In recent years Aussie Mitchell Johnson’s thunderbolts in Ashes 2013-14 Down Under remains the latest example of a bowler making a lasting impact over five Tests. For England, Stuart Broad’s spell of 8 for 15 at Nottingham in the last edition highlighted how one bowler, or even a spell, could turn the course drastically.
This Ashes involves some of the finest Test bowlers: world No 1 James Anderson will spearhead England’s quest to retain the Urn, while the Mitchell Starc-led Australian pace attack will take the field with the sole objective of ‘hurting’ the visitors, when the series gets underway at The Gabba, Brisbane, on Thursday.

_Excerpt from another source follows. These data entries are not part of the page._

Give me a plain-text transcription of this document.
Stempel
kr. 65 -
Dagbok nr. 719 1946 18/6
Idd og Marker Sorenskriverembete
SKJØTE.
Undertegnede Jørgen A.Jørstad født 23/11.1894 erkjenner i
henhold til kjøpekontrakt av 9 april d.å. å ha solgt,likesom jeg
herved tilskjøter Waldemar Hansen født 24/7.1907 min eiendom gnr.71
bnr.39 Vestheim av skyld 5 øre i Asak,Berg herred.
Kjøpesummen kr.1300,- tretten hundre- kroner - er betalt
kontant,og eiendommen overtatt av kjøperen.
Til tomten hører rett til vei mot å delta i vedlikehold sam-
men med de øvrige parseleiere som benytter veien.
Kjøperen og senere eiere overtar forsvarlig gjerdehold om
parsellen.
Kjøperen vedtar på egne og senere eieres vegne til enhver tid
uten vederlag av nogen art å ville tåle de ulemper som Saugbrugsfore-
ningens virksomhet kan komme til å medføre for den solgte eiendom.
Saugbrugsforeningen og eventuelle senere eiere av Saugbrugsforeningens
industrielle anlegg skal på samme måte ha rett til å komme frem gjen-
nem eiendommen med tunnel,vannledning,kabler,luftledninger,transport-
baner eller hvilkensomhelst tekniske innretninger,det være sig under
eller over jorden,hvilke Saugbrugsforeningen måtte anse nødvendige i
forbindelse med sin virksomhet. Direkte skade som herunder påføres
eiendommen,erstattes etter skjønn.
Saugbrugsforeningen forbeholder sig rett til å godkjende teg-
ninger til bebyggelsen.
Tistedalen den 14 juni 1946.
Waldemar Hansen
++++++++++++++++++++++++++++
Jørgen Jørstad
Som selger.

Anderson has his exploits of 2010-11 to fall back on for inspiration. Mastering the Kookaburra ball in a land where high temperatures, parched wickets and sunny skies do not let bowlers generate a lot of swing, Anderson had showed his class while scripting history.
He was the only bowler from either side to finish with more than 20 wickets, 24 to be precise, but his controlled movement helped England win a series Down Under after 28 years.

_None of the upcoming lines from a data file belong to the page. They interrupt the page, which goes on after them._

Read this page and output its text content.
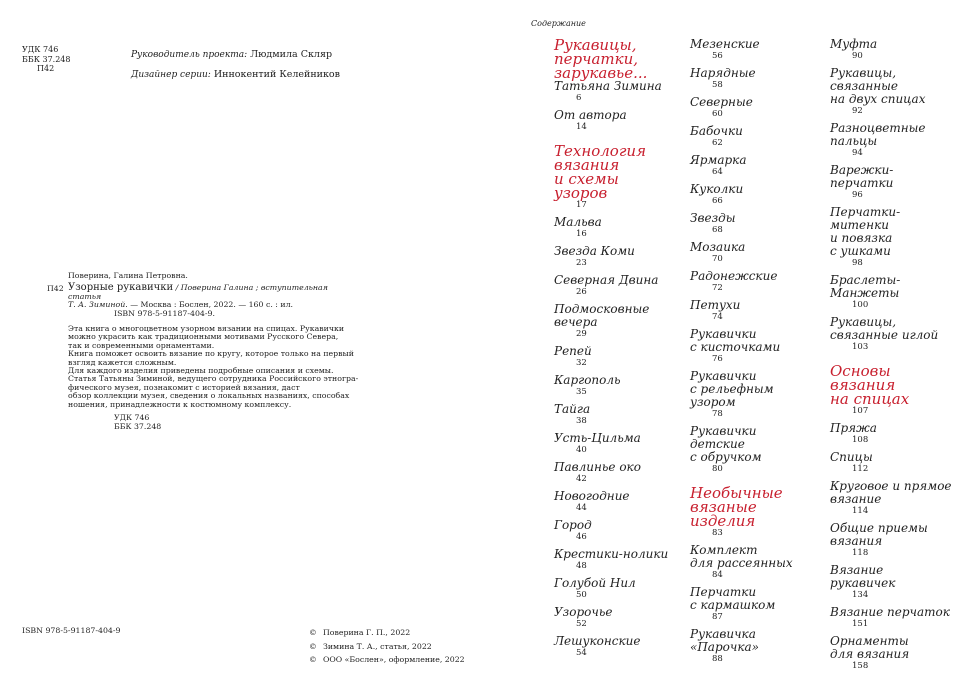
УДК 746
ББК 37.248
П42
Руководитель проекта: Людмила Скляр
Дизайнер серии: Иннокентий Келейников
Поверина, Галина Петровна.
П42 Узорные рукавички / Поверина Галина ; вступительная статья
Т. А. Зиминой. — Москва : Бослен, 2022. — 160 с. : ил.
ISBN 978-5-91187-404-9.
Эта книга о многоцветном узорном вязании на спицах. Рукавички
можно украсить как традиционными мотивами Русского Севера,
так и современными орнаментами.
Книга поможет освоить вязание по кругу, которое только на первый
взгляд кажется сложным.
Для каждого изделия приведены подробные описания и схемы.
Статья Татьяны Зиминой, ведущего сотрудника Российского этногра-
фического музея, познакомит с историей вязания, даст
обзор коллекции музея, сведения о локальных названиях, способах
ношения, принадлежности к костюмному комплексу.
УДК 746
ББК 37.248
ISBN 978-5-91187-404-9	© Поверина Г. П., 2022
© Зимина Т. А., статья, 2022
© ООО «Бослен», оформление, 2022
Содержание
Рукавицы,
перчатки,
зарукавье...
Татьяна Зимина
6
От автора
14
Технология
вязания
и схемы узоров
17
Мальва
16
Звезда Коми
23
Северная Двина
26
Подмосковные
вечера
29
Репей
32
Каргополь
35
Тайга
38
Усть-Цильма
40
Павлинье око
42
Новогодние
44
Город
46
Крестики-нолики
48
Голубой Нил
50
Узорочье
52
Лешуконские
54
Мезенские
56
Нарядные
58
Северные
60
Бабочки
62
Ярмарка
64
Куколки
66
Звезды
68
Мозаика
70
Радонежские
72
Петухи
74
Рукавички
с кисточками
76
Рукавички
с рельефным
узором
78
Рукавички детские
с обручком
80
Необычные
вязаные
изделия
83
Комплект
для рассеянных
84
Перчатки
с кармашком
87
Рукавичка
«Парочка»
88
Муфта
90
Рукавицы,
связанные
на двух спицах
92
Разноцветные
пальцы
94
Варежки-
перчатки
96
Перчатки-
митенки
и повязка
с ушками
98
Браслеты-
Манжеты
100
Рукавицы,
связанные иглой
103
Основы
вязания
на спицах
107
Пряжа
108
Спицы
112
Круговое и прямое
вязание
114
Общие приемы
вязания
118
Вязание рукавичек
134
Вязание перчаток
151
Орнаменты
для вязания
158
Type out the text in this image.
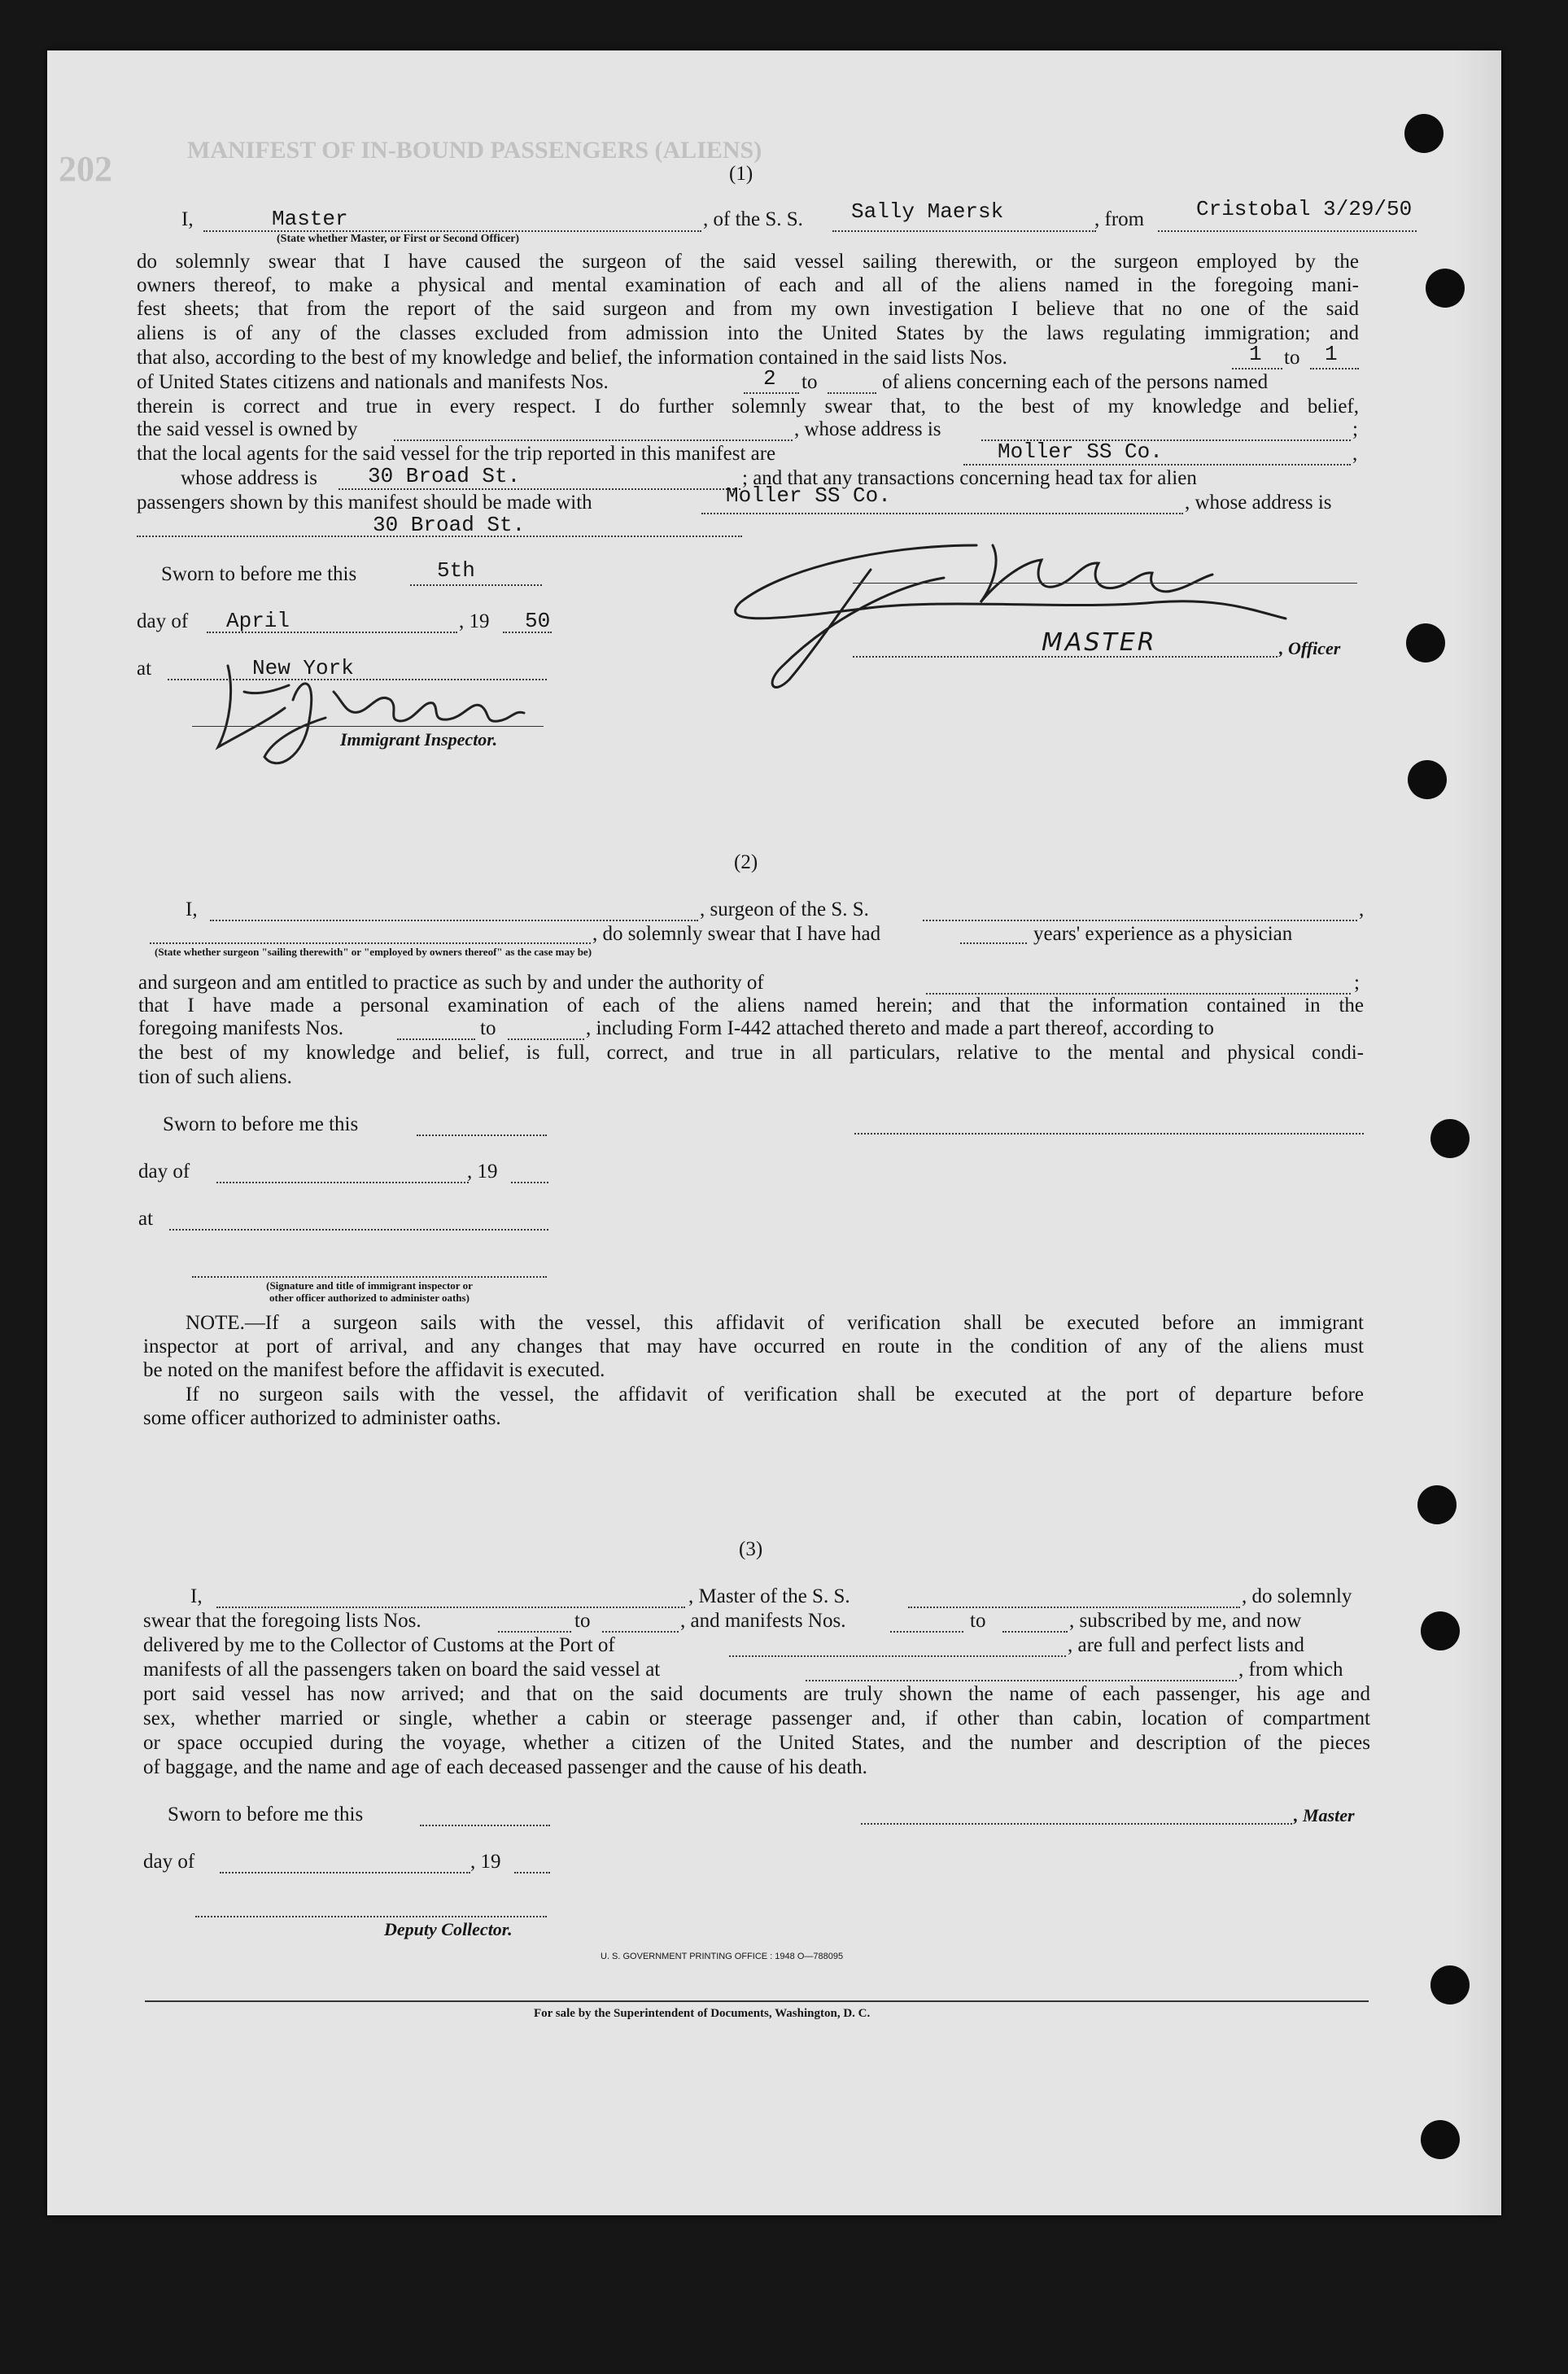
202	MANIFEST OF IN-BOUND PASSENGERS (ALIENS)
(1)
I,	Master
(State whether Master, or First or Second Officer)
, of the S. S. Sally Maersk	, from Cristobal 3/29/50
do solemnly swear that I have caused the surgeon of the said vessel sailing therewith, or the surgeon employed by the
owners thereof, to make a physical and mental examination of each and all of the aliens named in the foregoing mani-
fest sheets; that from the report of the said surgeon and from my own investigation I believe that no one of the said
aliens is of any of the classes excluded from admission into the United States by the laws regulating immigration; and
that also, according to the best of my knowledge and belief, the information contained in the said lists Nos.	1 to 1
of United States citizens and nationals and manifests Nos.	2 to	of aliens concerning each of the persons named
therein is correct and true in every respect. I do further solemnly swear that, to the best of my knowledge and belief,
the said vessel is owned by	, whose address is	;
that the local agents for the said vessel for the trip reported in this manifest are	Moller SS Co.	,
whose address is 30 Broad St.	; and that any transactions concerning head tax for alien
passengers shown by this manifest should be made with	Moller SS Co.	, whose address is
30 Broad St.
Sworn to before me this	5th
day of April	, 19 50
at	New York
Immigrant Inspector.
MASTER	, Officer
(2)
I,	, surgeon of the S. S.	,
, do solemnly swear that I have had	years' experience as a physician
(State whether surgeon "sailing therewith" or "employed by owners thereof" as the case may be)
and surgeon and am entitled to practice as such by and under the authority of	;
that I have made a personal examination of each of the aliens named herein; and that the information contained in the
foregoing manifests Nos.	to	, including Form I-442 attached thereto and made a part thereof, according to
the best of my knowledge and belief, is full, correct, and true in all particulars, relative to the mental and physical condi-
tion of such aliens.
Sworn to before me this
day of	, 19
at
(Signature and title of immigrant inspector or
other officer authorized to administer oaths)
NOTE.—If a surgeon sails with the vessel, this affidavit of verification shall be executed before an immigrant
inspector at port of arrival, and any changes that may have occurred en route in the condition of any of the aliens must
be noted on the manifest before the affidavit is executed.
If no surgeon sails with the vessel, the affidavit of verification shall be executed at the port of departure before
some officer authorized to administer oaths.
(3)
I,	, Master of the S. S.	, do solemnly
swear that the foregoing lists Nos.	to	, and manifests Nos.	to	, subscribed by me, and now
delivered by me to the Collector of Customs at the Port of	, are full and perfect lists and
manifests of all the passengers taken on board the said vessel at	, from which
port said vessel has now arrived; and that on the said documents are truly shown the name of each passenger, his age and
sex, whether married or single, whether a cabin or steerage passenger and, if other than cabin, location of compartment
or space occupied during the voyage, whether a citizen of the United States, and the number and description of the pieces
of baggage, and the name and age of each deceased passenger and the cause of his death.
Sworn to before me this	, Master
day of	, 19
Deputy Collector.
U. S. GOVERNMENT PRINTING OFFICE : 1948 O—788095
For sale by the Superintendent of Documents, Washington, D. C.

Impact bowling remains crucial
Johnson’s searing pace in short bursts, playing on the psyche of England batsmen got him 37 wickets, which won Australia the series. But the greatest bowling display in Ashes history which made a lasting impact over generations was Larwood’s in Ashes 1932-33.

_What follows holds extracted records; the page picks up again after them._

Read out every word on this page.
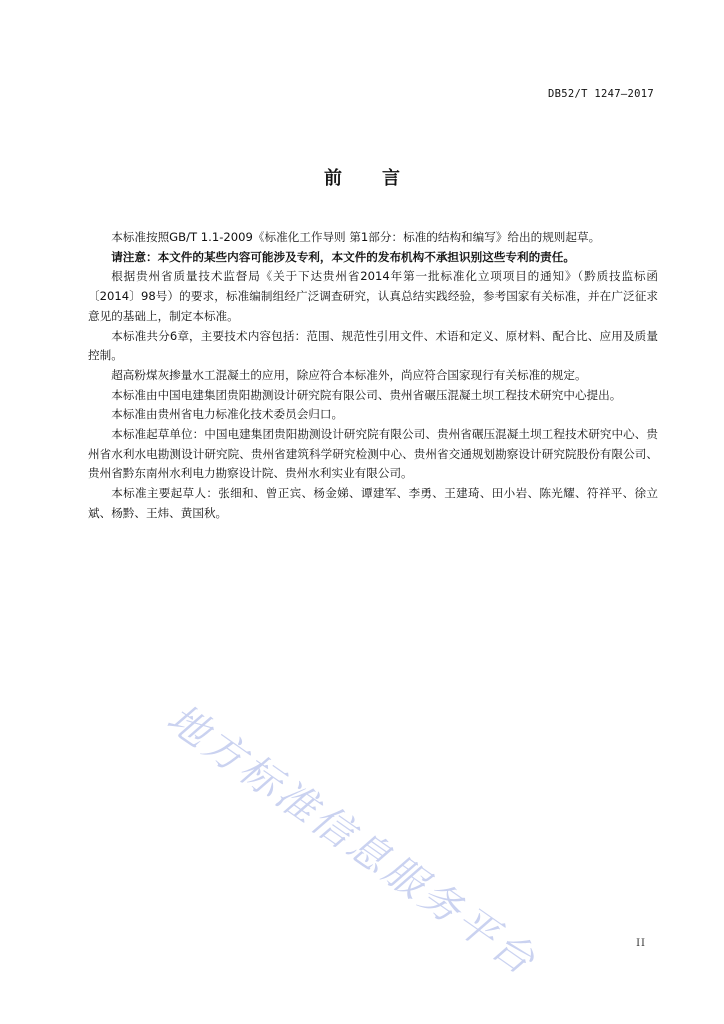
DB52/T 1247—2017
前言

本标准按照GB/T 1.1-2009《标准化工作导则 第1部分：标准的结构和编写》给出的规则起草。

请注意：本文件的某些内容可能涉及专利，本文件的发布机构不承担识别这些专利的责任。

根据贵州省质量技术监督局《关于下达贵州省2014年第一批标准化立项项目的通知》（黔质技监标函〔2014〕98号）的要求，标准编制组经广泛调查研究，认真总结实践经验，参考国家有关标准，并在广泛征求意见的基础上，制定本标准。

本标准共分6章，主要技术内容包括：范围、规范性引用文件、术语和定义、原材料、配合比、应用及质量控制。

超高粉煤灰掺量水工混凝土的应用，除应符合本标准外，尚应符合国家现行有关标准的规定。

本标准由中国电建集团贵阳勘测设计研究院有限公司、贵州省碾压混凝土坝工程技术研究中心提出。

本标准由贵州省电力标准化技术委员会归口。

本标准起草单位：中国电建集团贵阳勘测设计研究院有限公司、贵州省碾压混凝土坝工程技术研究中心、贵州省水利水电勘测设计研究院、贵州省建筑科学研究检测中心、贵州省交通规划勘察设计研究院股份有限公司、贵州省黔东南州水利电力勘察设计院、贵州水利实业有限公司。

本标准主要起草人：张细和、曾正宾、杨金娣、谭建军、李勇、王建琦、田小岩、陈光耀、符祥平、徐立斌、杨黔、王炜、黄国秋。

地方标准信息服务平台	II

Larwood, operating on a dangerous line, had even managed to get the better of Sir Don Bradman. In fact, English skipper Douglas Jardine’s Bodyline bowling tactics saw even the diplomatic relations between the two countries become strenuous.
To put things into perspective, only once in Ashes history has a bowler taken 40 or more wickets in Australia. Australian fast bowler Rodney Hogg’s 41 wickets in 1978-79 remains a record.
We’re all set. The Ashes. The talking stops, the action starts. Thanks to all the coaches, ground staff & net bowlers who have helped us prepare. Over to the players skill & character now!— Stuart Broad (@StuartBroad8) November 22, 2017
Come on England!
🏏🏴𠁧𠁢𠁥𠁮𠁧𠁿🇦🇺🏆#Ashes #Perth #Adelaide #Townsville #Brisbane #Eng pic.twitter.com/gemNoSRnIb
A similar impact can be expected from Mitchell Starc, who claimed two hat-tricks in one match for New South Wales against Western Australia to prove his destructive instinct in home conditions.
Among the best
Jim Laker’s 10 for 53 at Manchester in 1956 set a world record which only one bowler could match. India’s Anil Kumble is the only bowler after Laker to have taken 10 wickets in an innings. But even before Laker, Arthur Mailey had come close to taking 10 wickets in an innings when he claimed 9/121 in Melbourne in February 1921.
Glenn McGrath, with 157 wickets in 30 Ashes Tests may be behind Shane Warne (195 wickets in 36 Ashes Tests), but his spell of 8 for 38 shot England out for a mere 77.
Apart from his ‘Ball of the Century’, Warne’s 40 wickets in the 2005 series are also among the best Ashes performances ever.